The wheeze is brilliant in its simplicity – rather than worry about the definition of “personal data”, let’s create another data category, and commence earnest discussions on what elements of data protection legislation be applied to that, instead. Where the connection with an identified (or identifiable) person is weak or slight, the rules could be relaxed.
So, the high priests of data protection have been convening to determine whether different laws ought to apply to a different type of information. To make this different type as obscure as possible, it’s been given the name “pseudonymous”. Aficionados of data protection adore this sort of stuff – they just love dealing with terms that are hard to pronounce, spell and define.
A recent meeting of said aficionados in Central London considered whether a definition of pseudonymous data should be included in the proposed Regulation.

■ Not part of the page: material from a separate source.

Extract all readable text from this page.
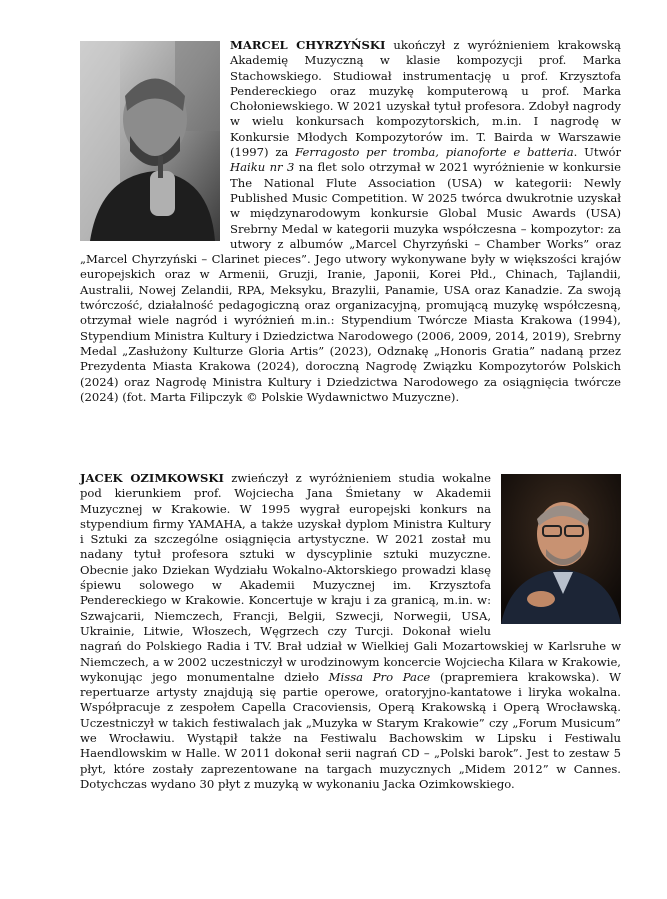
MARCEL CHYRZYŃSKI ukończył z wyróżnieniem krakowską Akademię Muzyczną w klasie kompozycji prof. Marka Stachowskiego. Studiował instrumentację u prof. Krzysztofa Pendereckiego oraz muzykę komputerową u prof. Marka Chołoniewskiego. W 2021 uzyskał tytuł profesora. Zdobył nagrody w wielu konkursach kompozytorskich, m.in. I nagrodę w Konkursie Młodych Kompozytorów im. T. Bairda w Warszawie (1997) za Ferragosto per tromba, pianoforte e batteria. Utwór Haiku nr 3 na flet solo otrzymał w 2021 wyróżnienie w konkursie The National Flute Association (USA) w kategorii: Newly Published Music Competition. W 2025 twórca dwukrotnie uzyskał w międzynarodowym konkursie Global Music Awards (USA) Srebrny Medal w kategorii muzyka współczesna – kompozytor: za utwory z albumów „Marcel Chyrzyński – Chamber Works” oraz „Marcel Chyrzyński – Clarinet pieces”. Jego utwory wykonywane były w większości krajów europejskich oraz w Armenii, Gruzji, Iranie, Japonii, Korei Płd., Chinach, Tajlandii, Australii, Nowej Zelandii, RPA, Meksyku, Brazylii, Panamie, USA oraz Kanadzie. Za swoją twórczość, działalność pedagogiczną oraz organizacyjną, promującą muzykę współczesną, otrzymał wiele nagród i wyróżnień m.in.: Stypendium Twórcze Miasta Krakowa (1994), Stypendium Ministra Kultury i Dziedzictwa Narodowego (2006, 2009, 2014, 2019), Srebrny Medal „Zasłużony Kulturze Gloria Artis” (2023), Odznakę „Honoris Gratia” nadaną przez Prezydenta Miasta Krakowa (2024), doroczną Nagrodę Związku Kompozytorów Polskich (2024) oraz Nagrodę Ministra Kultury i Dziedzictwa Narodowego za osiągnięcia twórcze (2024) (fot. Marta Filipczyk © Polskie Wydawnictwo Muzyczne).
JACEK OZIMKOWSKI zwieńczył z wyróżnieniem studia wokalne pod kierunkiem prof. Wojciecha Jana Śmietany w Akademii Muzycznej w Krakowie. W 1995 wygrał europejski konkurs na stypendium firmy YAMAHA, a także uzyskał dyplom Ministra Kultury i Sztuki za szczególne osiągnięcia artystyczne. W 2021 został mu nadany tytuł profesora sztuki w dyscyplinie sztuki muzyczne. Obecnie jako Dziekan Wydziału Wokalno-Aktorskiego prowadzi klasę śpiewu solowego w Akademii Muzycznej im. Krzysztofa Pendereckiego w Krakowie. Koncertuje w kraju i za granicą, m.in. w: Szwajcarii, Niemczech, Francji, Belgii, Szwecji, Norwegii, USA, Ukrainie, Litwie, Włoszech, Węgrzech czy Turcji. Dokonał wielu nagrań do Polskiego Radia i TV. Brał udział w Wielkiej Gali Mozartowskiej w Karlsruhe w Niemczech, a w 2002 uczestniczył w urodzinowym koncercie Wojciecha Kilara w Krakowie, wykonując jego monumentalne dzieło Missa Pro Pace (prapremiera krakowska). W repertuarze artysty znajdują się partie operowe, oratoryjno-kantatowe i liryka wokalna. Współpracuje z zespołem Capella Cracoviensis, Operą Krakowską i Operą Wrocławską. Uczestniczył w takich festiwalach jak „Muzyka w Starym Krakowie” czy „Forum Musicum” we Wrocławiu. Wystąpił także na Festiwalu Bachowskim w Lipsku i Festiwalu Haendlowskim w Halle. W 2011 dokonał serii nagrań CD – „Polski barok”. Jest to zestaw 5 płyt, które zostały zaprezentowane na targach muzycznych „Midem 2012” w Cannes. Dotychczas wydano 30 płyt z muzyką w wykonaniu Jacka Ozimkowskiego.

And, if so, what it should include.
It goes without saying that after earnest debate, consensus was there none. Not only is it a difficult concept to grasp, any definition really needs to be considered in the context of the entire instrument – which naturally did not currently exist, nor were betting men prepared to countenance might exist in the foreseeable future.
I don’t think that anyone was prepared to rubbish the concept of pseudonomisation – after all, anything that makes it easier for an individual to protect their privacy should be welcomed. But do such terms really need to be mentioned in legislation? And if they are mentioned, what incentives are on offer to encourage data controllers to adopt pseudonymous techniques?
The discussion continued. But what should happen when data can be readily depesudonymised? (yawn)
And the questions kept coming. Should it be possible to deny individuals their subject access rights would continue to apply to pseudonymous data? Or apply data portability or the ‘right to be forgotten’ to pseudonymous data? (deeper yawn)
I’m sure that all this stuff needs to be debated, earnestly and with great rigour. But not on a hot sunny day.
Even our chums at the ICO have revised their views on whether to support a definition of pseudonymous data. They were keener on the concept than they are today. Given the difficulties in defining the difference between personal data and pseudonymous data, there’s not a lot of point referring to it in the proposed Regulation. Hurrah. It’s always pleasing to note when the ICO supports a risk-based approach to issues such as these.